How to calculate the real cost of a business loan
Friday, April 20, 2018/
Not all business loans are created equal. And trying to calculate the total cost of a loan can be mind-boggling, especially with hidden fees in the mix. There is a lot of confusion in the lending space, but there is an easier way. Here’s everything you need to know to help you accurately calculate the true cost of a business loan.
What’s in a loan?
Before calculating the loan, it’s important to understand all the moving parts and how they affect your loan. There are five components in your loan:
- Principal – the amount you’re borrowing
- Interest – the interest rate multiplied by the principal
- Term – the length of your loan
- Repayment frequency – how often repayments are made
- Fees/charges – often hidden or disguised
These five components combine for the basic ‘total cost’ of your loan – that is the amount you will pay back to the lender over the course of your loan.

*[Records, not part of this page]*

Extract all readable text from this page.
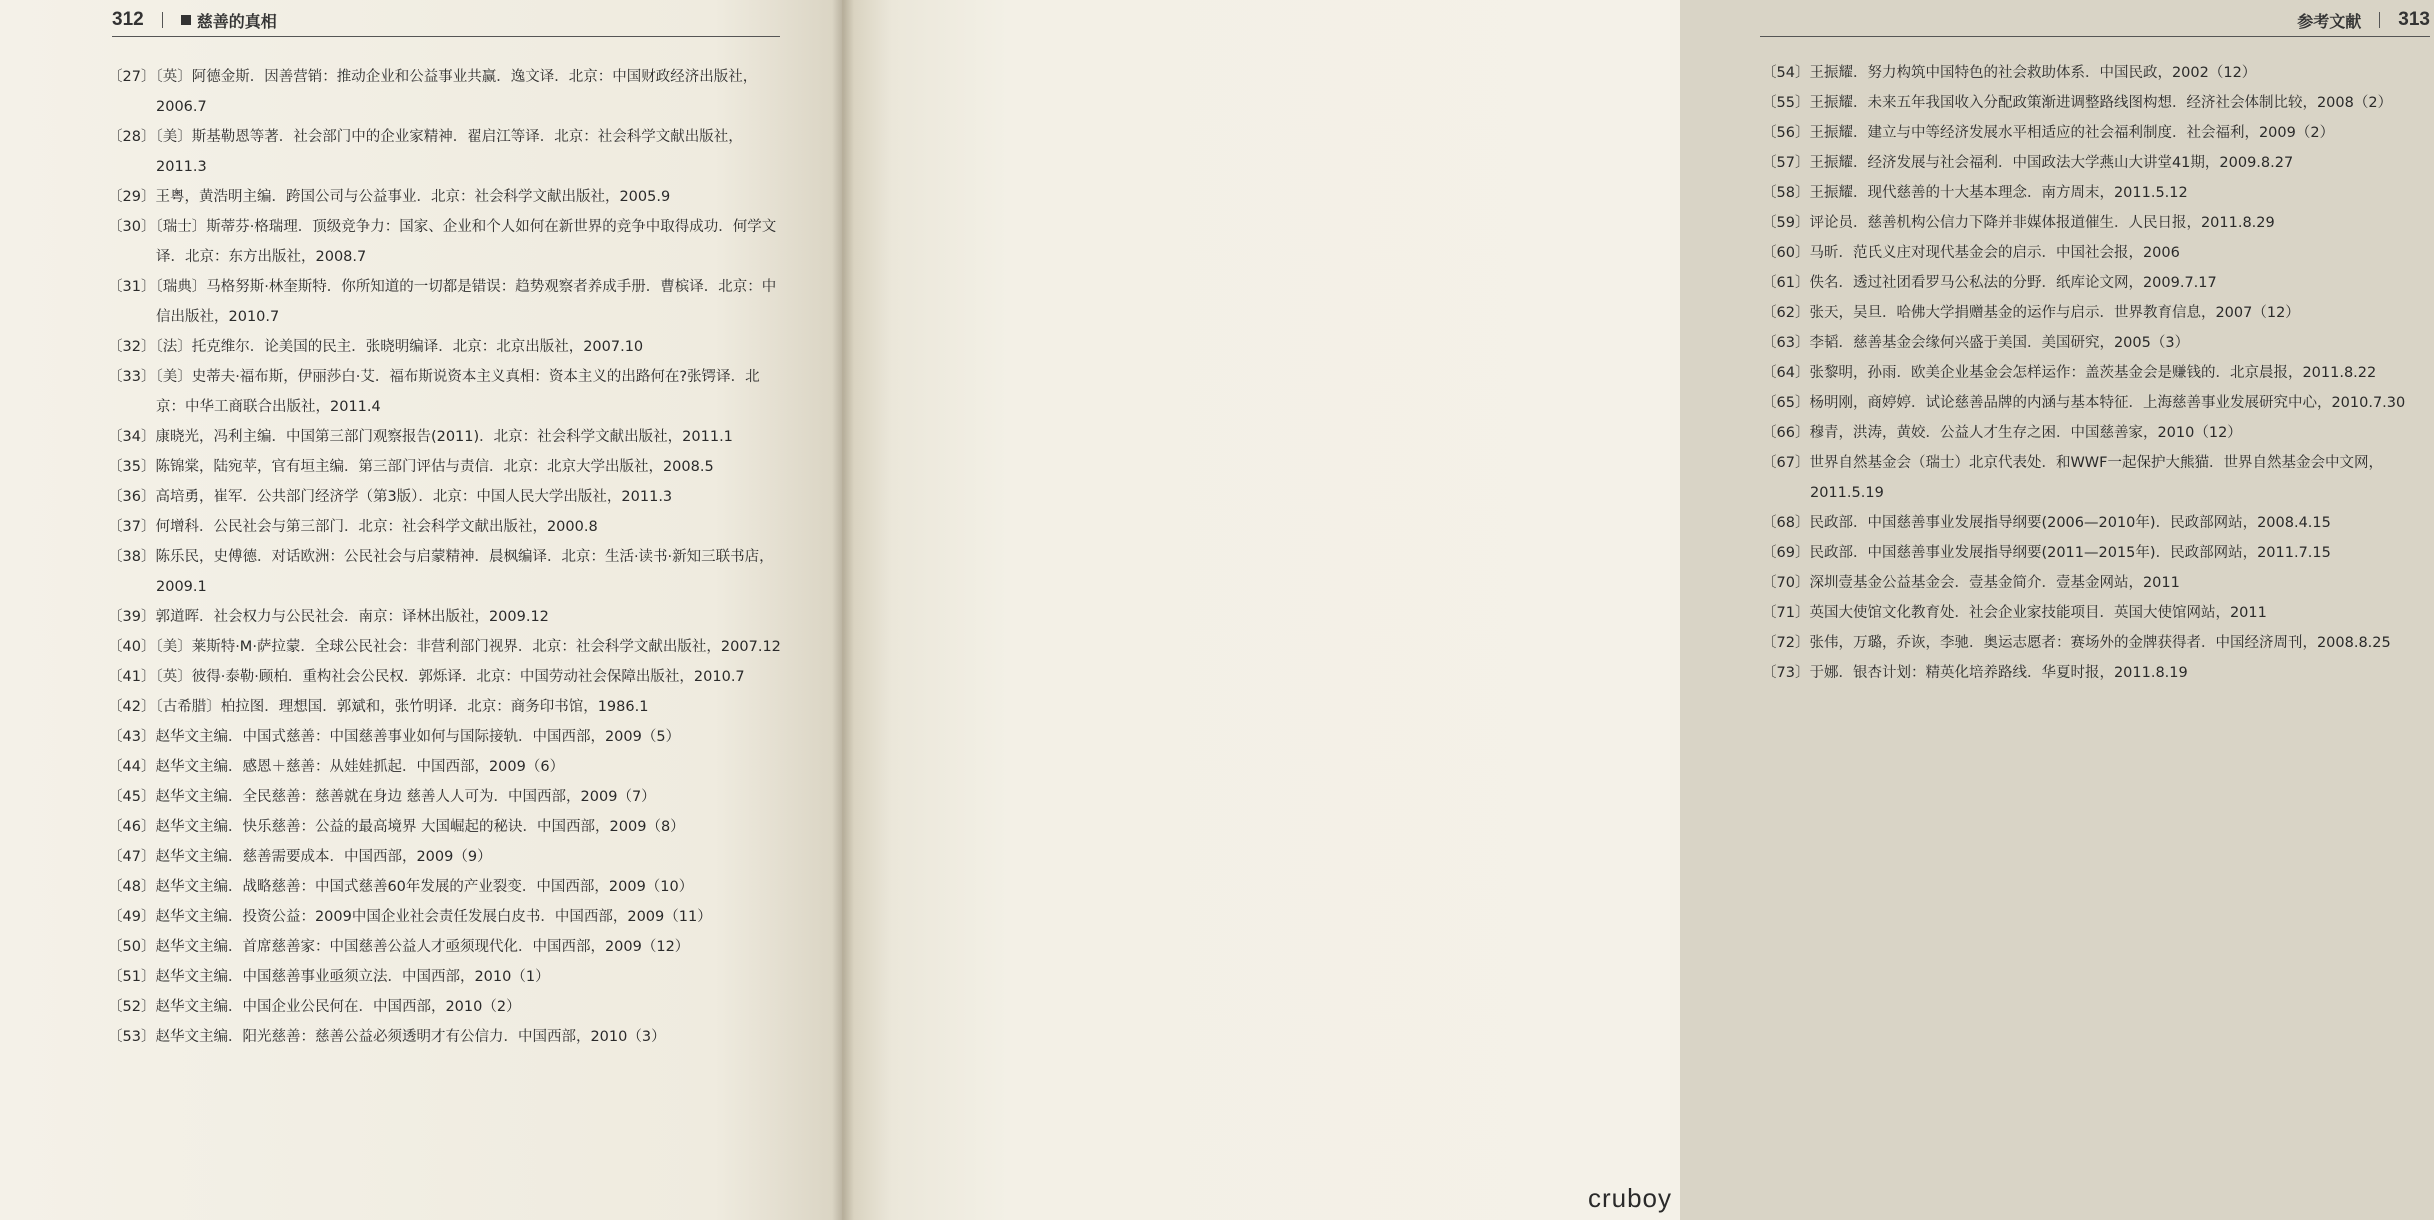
312	慈善的真相
〔27〕〔英〕阿德金斯．因善营销：推动企业和公益事业共赢．逸文译．北京：中国财政经济出版社，2006.7
〔28〕〔美〕斯基勒恩等著．社会部门中的企业家精神．翟启江等译．北京：社会科学文献出版社，2011.3
〔29〕王粤，黄浩明主编．跨国公司与公益事业．北京：社会科学文献出版社，2005.9
〔30〕〔瑞士〕斯蒂芬·格瑞理．顶级竞争力：国家、企业和个人如何在新世界的竞争中取得成功．何学文译．北京：东方出版社，2008.7
〔31〕〔瑞典〕马格努斯·林奎斯特．你所知道的一切都是错误：趋势观察者养成手册．曹槟译．北京：中信出版社，2010.7
〔32〕〔法〕托克维尔．论美国的民主．张晓明编译．北京：北京出版社，2007.10
〔33〕〔美〕史蒂夫·福布斯，伊丽莎白·艾．福布斯说资本主义真相：资本主义的出路何在?张锷译．北京：中华工商联合出版社，2011.4
〔34〕康晓光，冯利主编．中国第三部门观察报告(2011)．北京：社会科学文献出版社，2011.1
〔35〕陈锦棠，陆宛苹，官有垣主编．第三部门评估与责信．北京：北京大学出版社，2008.5
〔36〕高培勇，崔军．公共部门经济学（第3版）．北京：中国人民大学出版社，2011.3
〔37〕何增科．公民社会与第三部门．北京：社会科学文献出版社，2000.8
〔38〕陈乐民，史傅德．对话欧洲：公民社会与启蒙精神．晨枫编译．北京：生活·读书·新知三联书店，2009.1
〔39〕郭道晖．社会权力与公民社会．南京：译林出版社，2009.12
〔40〕〔美〕莱斯特·M·萨拉蒙．全球公民社会：非营利部门视界．北京：社会科学文献出版社，2007.12
〔41〕〔英〕彼得·泰勒·顾柏．重构社会公民权．郭烁译．北京：中国劳动社会保障出版社，2010.7
〔42〕〔古希腊〕柏拉图．理想国．郭斌和，张竹明译．北京：商务印书馆，1986.1
〔43〕赵华文主编．中国式慈善：中国慈善事业如何与国际接轨．中国西部，2009（5）
〔44〕赵华文主编．感恩＋慈善：从娃娃抓起．中国西部，2009（6）
〔45〕赵华文主编．全民慈善：慈善就在身边 慈善人人可为．中国西部，2009（7）
〔46〕赵华文主编．快乐慈善：公益的最高境界 大国崛起的秘诀．中国西部，2009（8）
〔47〕赵华文主编．慈善需要成本．中国西部，2009（9）
〔48〕赵华文主编．战略慈善：中国式慈善60年发展的产业裂变．中国西部，2009（10）
〔49〕赵华文主编．投资公益：2009中国企业社会责任发展白皮书．中国西部，2009（11）
〔50〕赵华文主编．首席慈善家：中国慈善公益人才亟须现代化．中国西部，2009（12）
〔51〕赵华文主编．中国慈善事业亟须立法．中国西部，2010（1）
〔52〕赵华文主编．中国企业公民何在．中国西部，2010（2）
〔53〕赵华文主编．阳光慈善：慈善公益必须透明才有公信力．中国西部，2010（3）
参考文献 313
〔54〕王振耀．努力构筑中国特色的社会救助体系．中国民政，2002（12）
〔55〕王振耀．未来五年我国收入分配政策渐进调整路线图构想．经济社会体制比较，2008（2）
〔56〕王振耀．建立与中等经济发展水平相适应的社会福利制度．社会福利，2009（2）
〔57〕王振耀．经济发展与社会福利．中国政法大学燕山大讲堂41期，2009.8.27
〔58〕王振耀．现代慈善的十大基本理念．南方周末，2011.5.12
〔59〕评论员．慈善机构公信力下降并非媒体报道催生．人民日报，2011.8.29
〔60〕马昕．范氏义庄对现代基金会的启示．中国社会报，2006
〔61〕佚名．透过社团看罗马公私法的分野．纸库论文网，2009.7.17
〔62〕张天，吴旦．哈佛大学捐赠基金的运作与启示．世界教育信息，2007（12）
〔63〕李韬．慈善基金会缘何兴盛于美国．美国研究，2005（3）
〔64〕张黎明，孙雨．欧美企业基金会怎样运作：盖茨基金会是赚钱的．北京晨报，2011.8.22
〔65〕杨明刚，商婷婷．试论慈善品牌的内涵与基本特征．上海慈善事业发展研究中心，2010.7.30
〔66〕穆青，洪涛，黄姣．公益人才生存之困．中国慈善家，2010（12）
〔67〕世界自然基金会（瑞士）北京代表处．和WWF一起保护大熊猫．世界自然基金会中文网，2011.5.19
〔68〕民政部．中国慈善事业发展指导纲要(2006—2010年)．民政部网站，2008.4.15
〔69〕民政部．中国慈善事业发展指导纲要(2011—2015年)．民政部网站，2011.7.15
〔70〕深圳壹基金公益基金会．壹基金简介．壹基金网站，2011
〔71〕英国大使馆文化教育处．社会企业家技能项目．英国大使馆网站，2011
〔72〕张伟，万璐，乔诙，李驰．奥运志愿者：赛场外的金牌获得者．中国经济周刊，2008.8.25
〔73〕于娜．银杏计划：精英化培养路线．华夏时报，2011.8.19
cruboy
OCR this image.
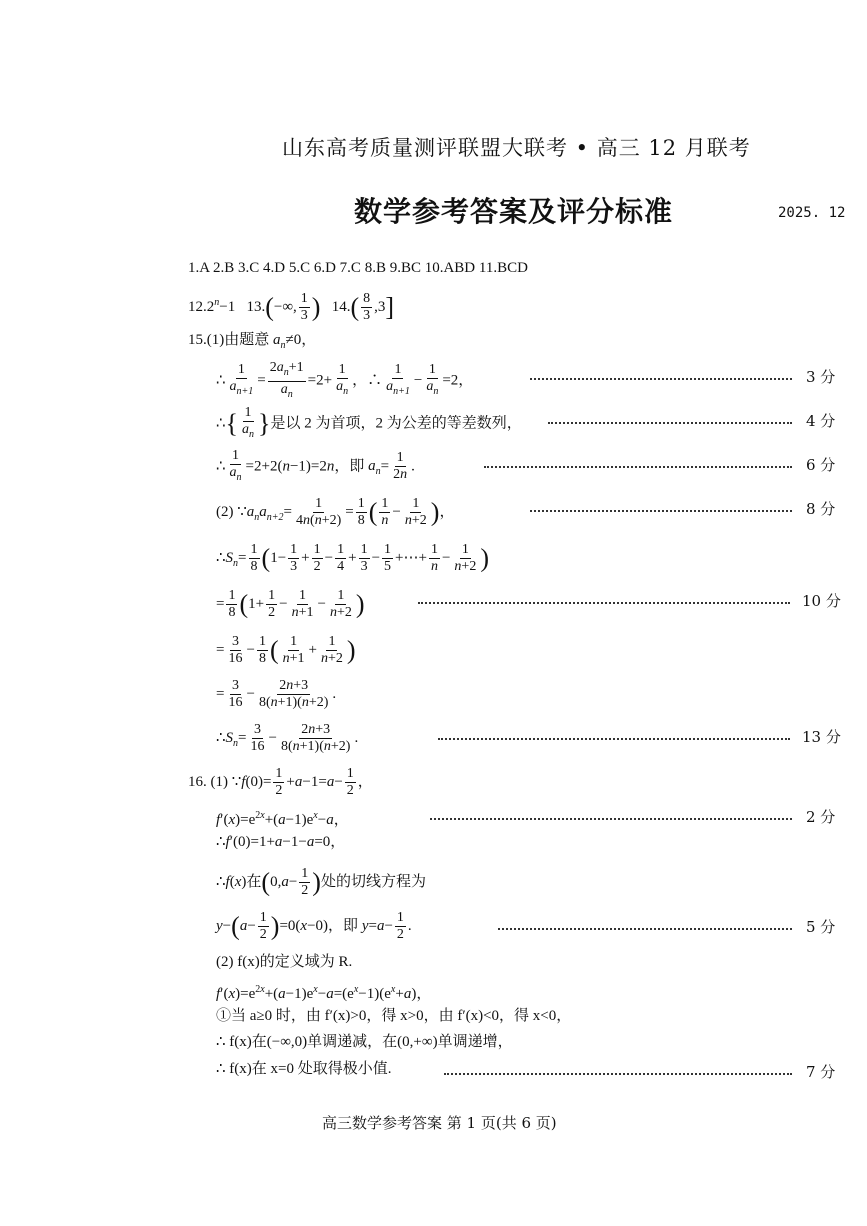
山东高考质量测评联盟大联考 • 高三 12 月联考
数学参考答案及评分标准	2025. 12
1.A 2.B 3.C 4.D 5.C 6.D 7.C 8.B 9.BC 10.ABD 11.BCD
$12.2^n-1$   13.(−∞, $\frac{1}{3}$ ) $14.( \frac{8}{3} ,3]$
15.(1)由题意 $a_n\ne 0$，
∴ $\frac{1}{a_{n+1}} = \frac{2a_n+1}{a_n} =2+ \frac{1}{a_n}$ ，∴ $\frac{1}{a_{n+1}} - \frac{1}{a_n} =2$，	3 分
∴{ $\frac{1}{a_n}$ }是以 2 为首项，2 为公差的等差数列，	4 分
∴ $\frac{1}{a_n} =2+2(n-1)=2n$，即 $a_n= \frac{1}{2n}$ .	6 分
(2) $\because a_na_{n+2}= \frac{1}{4n(n+2)} = \frac{1}{8}$ ( $\frac{1}{n} - \frac{1}{n+2}$ )，	8 分
$\therefore S_n= \frac{1}{8} (1- \frac{1}{3} + \frac{1}{2} - \frac{1}{4} + \frac{1}{3} - \frac{1}{5}$ +⋯+ $\frac{1}{n} - \frac{1}{n+2}$ )
= $\frac{1}{8} (1+ \frac{1}{2} - \frac{1}{n+1} - \frac{1}{n+2}$ )	10 分
= $\frac{3}{16} - \frac{1}{8}$ ( $\frac{1}{n+1} + \frac{1}{n+2}$ )
= $\frac{3}{16} - \frac{2n+3}{8(n+1)(n+2)}$ .
$\therefore S_n= \frac{3}{16} - \frac{2n+3}{8(n+1)(n+2)}$ .	13 分
16. (1) ∵f(0)= $\frac{1}{2} +a-1=a- \frac{1}{2}$ ，
$f'(x)=e^{2x}+(a-1)e^x-a$，	2 分
∴f′(0)=1+a−1−a=0，
∴f(x)在($0,a- \frac{1}{2}$ )处的切线方程为
$y-(a- \frac{1}{2} )=0(x-0)$，即 $y=a- \frac{1}{2}$ .	5 分
(2) f(x)的定义域为 R.
$f'(x)=e^{2x}+(a-1)e^x-a=(e^x-1)(e^x+a)$，
①当 a≥0 时，由 f′(x)>0，得 x>0，由 f′(x)<0，得 x<0，
∴ f(x)在(−∞,0)单调递减，在(0,+∞)单调递增，
∴ f(x)在 x=0 处取得极小值.	7 分
高三数学参考答案 第 1 页(共 6 页)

Principal: How much can I borrow?
Each lender has their own set of criteria to evaluate whether and how much they are willing to lend – this is called underwriting. Lenders have different risk appetites too, but more risk is accompanied by a higher interest rate. The amount you’re approved for will depend on the lender, but will usually relate to the size of your business’ turnover. Higher monthly revenues will indicate to a lender that your business can sustain a larger loan size. Business performance will also impact this decision, and lenders will typically look at all sorts of factors – from credit score and debts, to the industry and age of your business.
What affects my interest rate?
Most lenders use risk-based pricing, whereby businesses who are assessed to be lower risk can access lower interest rates. Again, this is determined by a whole host of factors, from industry to business performance. The type of loan you take out impacts the interest rate too. Generally, a loan borrowed against an asset (called a secured loan) will have a lower interest rate than a loan without an asset as security (an unsecured business loan).
How does the term impact the total cost?
The term of your loan is how much time you have to pay back the loan. As a general rule, if you only need a quick injection of cash and can handle higher repayments, a shorter term will be fine. If you need lower repayments, you can increase the term to make it more manageable – just be aware that while the repayments are lower, there are more of them so the total cost of the loan will be greater.
And what about payment frequency?
Some loans will have daily payments, others will be weekly, fortnightly, or monthly. In most cases, the more frequent the repayments, the more expensive the overall cost of the loan. Business loans are usually repaid back in equal instalments – the principal and interest repayment amounts are averaged across the total number of repayments.
Beware of hidden fees
Remember how frustrating ATM fees were? Business loan fees can be worse. Not all lenders are created equal. When looking for a loan, it’s good to look for a lender who offers transparency. If you don’t you could find yourself tripped up by a lender that uses fees and miscellaneous charges to make more money from their loans. While one loan may boast a lower interest rate, once you calculate all the hidden fees and charges, it could mean it will end up costing much more than a fee-free loan with a slightly higher interest rate.
Here is a super helpful list of sneaky fees and charges some lenders use
- Establishment/Origination/Application Fee: Covers the cost of setting up the loan or account.
- Documentation Fee: Covers the the time spent preparing your loan documents.
- Direct Debit Fees: Charged every time a repayment transaction is made. This can add up to hundreds if you’re making daily repayments.
- Monthly Fees: Ongoing monthly fees for the management of your loan.
- Withdrawal Fees: A fee for every withdrawal. Common in Lines of Credit loans.
- Late Payment Fee: A common fee that is charged for late payments. Most lenders have some sort of late fee. There is usually a five-day grace period after the due date before this fee is levied.
- Early Repayment Fee: Many lenders will advertise that they don’t have any early repayment fees, however, you will still be charged the interest you would have paid over the life of the loan.
- Amendment Fees: Your lender may charge fees if you request changes to your loan agreement e.g. If you wanted to extend the loan period or decrease monthly payments.